Public purse under strain from house supply crisis
THE UK’S chronic lack of housing supply is forcing hundreds of employed people to claim housing benefit every day, as prices continue to climb.
As demand for property continues to surge, the National Housing Federation (NHF) today reveals the how Britain’s housing shortfall is straining the public finances. According to shocking new research, 310 workers turn to housing benefits on a daily basis, putting a £12.1bn burden on taxpayers since 2009.
Without a huge increase in house building, house prices and rents in London will continue to swell at eye-watering rates, analysts predict. The price of an average home in the capital is expected to surge upward by nearly £200,000 by 2020, rising to £647,500. Rents will grow by a third in the same period. The number of people in work and claiming housing benefits in London has more than doubled since 2009, while the number not in employment who are claiming has actually dropped by 2.1 per cent.

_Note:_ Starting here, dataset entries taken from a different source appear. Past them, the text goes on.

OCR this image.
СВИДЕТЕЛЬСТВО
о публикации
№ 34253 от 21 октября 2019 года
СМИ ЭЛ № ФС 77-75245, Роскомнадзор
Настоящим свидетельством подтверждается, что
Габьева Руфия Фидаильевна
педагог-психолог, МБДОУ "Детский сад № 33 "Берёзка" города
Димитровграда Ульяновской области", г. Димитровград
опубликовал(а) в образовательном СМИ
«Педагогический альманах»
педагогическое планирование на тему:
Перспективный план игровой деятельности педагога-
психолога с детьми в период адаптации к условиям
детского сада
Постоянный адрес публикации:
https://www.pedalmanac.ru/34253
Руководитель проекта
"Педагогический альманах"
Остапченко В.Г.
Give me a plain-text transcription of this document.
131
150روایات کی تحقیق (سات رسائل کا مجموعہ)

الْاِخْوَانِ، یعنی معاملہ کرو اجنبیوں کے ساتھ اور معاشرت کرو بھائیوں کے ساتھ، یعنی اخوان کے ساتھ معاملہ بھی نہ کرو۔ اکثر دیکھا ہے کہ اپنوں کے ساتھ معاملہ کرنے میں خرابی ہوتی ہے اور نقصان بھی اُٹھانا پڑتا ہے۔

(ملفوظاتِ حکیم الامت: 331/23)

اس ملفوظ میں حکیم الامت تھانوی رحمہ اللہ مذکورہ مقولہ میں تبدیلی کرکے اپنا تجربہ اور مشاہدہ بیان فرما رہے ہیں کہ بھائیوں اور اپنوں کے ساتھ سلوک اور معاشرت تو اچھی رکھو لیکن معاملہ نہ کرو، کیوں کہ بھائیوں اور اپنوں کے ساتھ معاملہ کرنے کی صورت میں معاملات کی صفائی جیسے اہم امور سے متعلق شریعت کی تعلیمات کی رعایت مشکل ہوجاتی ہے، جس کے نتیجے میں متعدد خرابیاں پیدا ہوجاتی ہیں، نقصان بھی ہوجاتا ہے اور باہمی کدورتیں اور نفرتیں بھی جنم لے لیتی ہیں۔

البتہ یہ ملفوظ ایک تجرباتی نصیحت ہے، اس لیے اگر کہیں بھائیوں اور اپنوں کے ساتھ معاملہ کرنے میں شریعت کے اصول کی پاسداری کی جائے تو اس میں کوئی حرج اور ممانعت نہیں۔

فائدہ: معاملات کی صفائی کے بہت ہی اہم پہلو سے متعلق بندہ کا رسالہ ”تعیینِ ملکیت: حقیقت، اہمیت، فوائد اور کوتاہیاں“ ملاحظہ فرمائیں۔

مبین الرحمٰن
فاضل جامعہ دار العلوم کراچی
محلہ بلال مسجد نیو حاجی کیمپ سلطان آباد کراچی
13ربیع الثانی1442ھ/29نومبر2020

The Royal Institution of Chartered Surveyors (RICS) also reveals the strongest expectations for house price growth in 14 years today: 59 per cent more surveyors predict that prices will continue to rise than expect a drop, the highest level since 1999.
“House building is on the up, but it is rising nowhere near quickly enough to make up the shortfall that has built up in recent years,” said RICS’ chief economist Simon Rubinsohn. “If there is not meaningful increase in new homes, the likelihood is that prices, and for that matter rents, will continue to push upwards making the cost of shelter ever more unaffordable.”